I have autograph dreams (I just read that in a Martin Luther King, Jr. voice). They happen about once a week. I once dreamed I got onto the Queen tour bus, and everyone signed the “A Night at the Opera” album (perfect white background for a black Sharpie), except Freddie. I kept following him around bugging him, and in my dream, my mind said -- wait, Mercury is dead. How is this possible? That logic woke me up.

I’ve had dreams where I was meeting McCartney, but didn’t have anything for him to sign, so I quickly drove home to grab a Beatles album, only to return and he was gone.

There are dreams where I had a Sharpie that wasn’t working.

I’m sure you all have similar dreams.
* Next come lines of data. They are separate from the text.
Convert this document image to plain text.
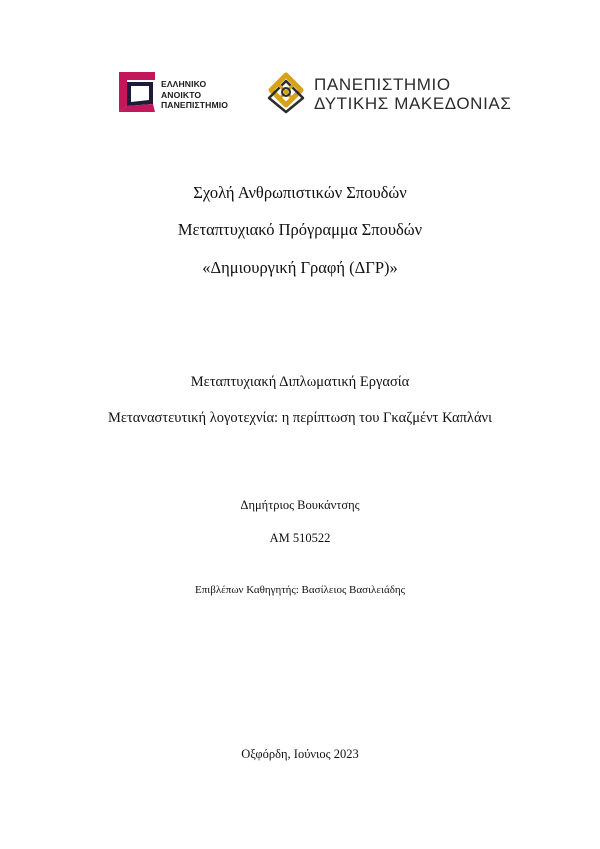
ΕΛΛΗΝΙΚΟ
ΑΝΟΙΚΤΟ
ΠΑΝΕΠΙΣΤΗΜΙΟ
ΠΑΝΕΠΙΣΤΗΜΙΟ
ΔΥΤΙΚΗΣ ΜΑΚΕΔΟΝΙΑΣ
Σχολή Ανθρωπιστικών Σπουδών
Μεταπτυχιακό Πρόγραμμα Σπουδών
«Δημιουργική Γραφή (ΔΓΡ)»
Μεταπτυχιακή Διπλωματική Εργασία
Μεταναστευτική λογοτεχνία: η περίπτωση του Γκαζμέντ Καπλάνι
Δημήτριος Βουκάντσης
ΑΜ 510522
Επιβλέπων Καθηγητής: Βασίλειος Βασιλειάδης
Οξφόρδη, Ιούνιος 2023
Well, another thing my brain does when it comes to autographs, and I’m not proud of this -- I wonder what will happen to a persons collection once they die.

The first time I thought about this was when my friend one a Les Paul guitar signed by Les Paul. Since he had always bugged me for one of my McCartney autographs, I told him if I died I’d leave it to him in my will; but only if he left me his Les Paul. He agreed, and we both laughed about it.

A friend of my stepfathers had a basketball signed by the 1973 New York Knicks (with many Hall of Famers). He was competing in a tournament at half time as a kid, and that was his prize for winning. As he walked off the court, he saw Joe Namath in the front row. He asked him to sign the ball. That basketball was sitting in a storage unit and he said he’d give it to me. I told him I’d buy it, and he said he wouldn’t think of taking money from me. Well, he died a month after that conversation. Believe it or not, when his daughter called to tell me about his passing (they were estranged), I worked up the nerve to call her back a few days later and tell her he promised me the ball. I was smart enough to add, “But...I’d gladly pay you for it.”

I never got a call back.

Well, Supreme Court Justice Ruth Bader Ginsburg is going through a bout of lung cancer. She’s recovering, but has missed a month of Supreme Court arguments.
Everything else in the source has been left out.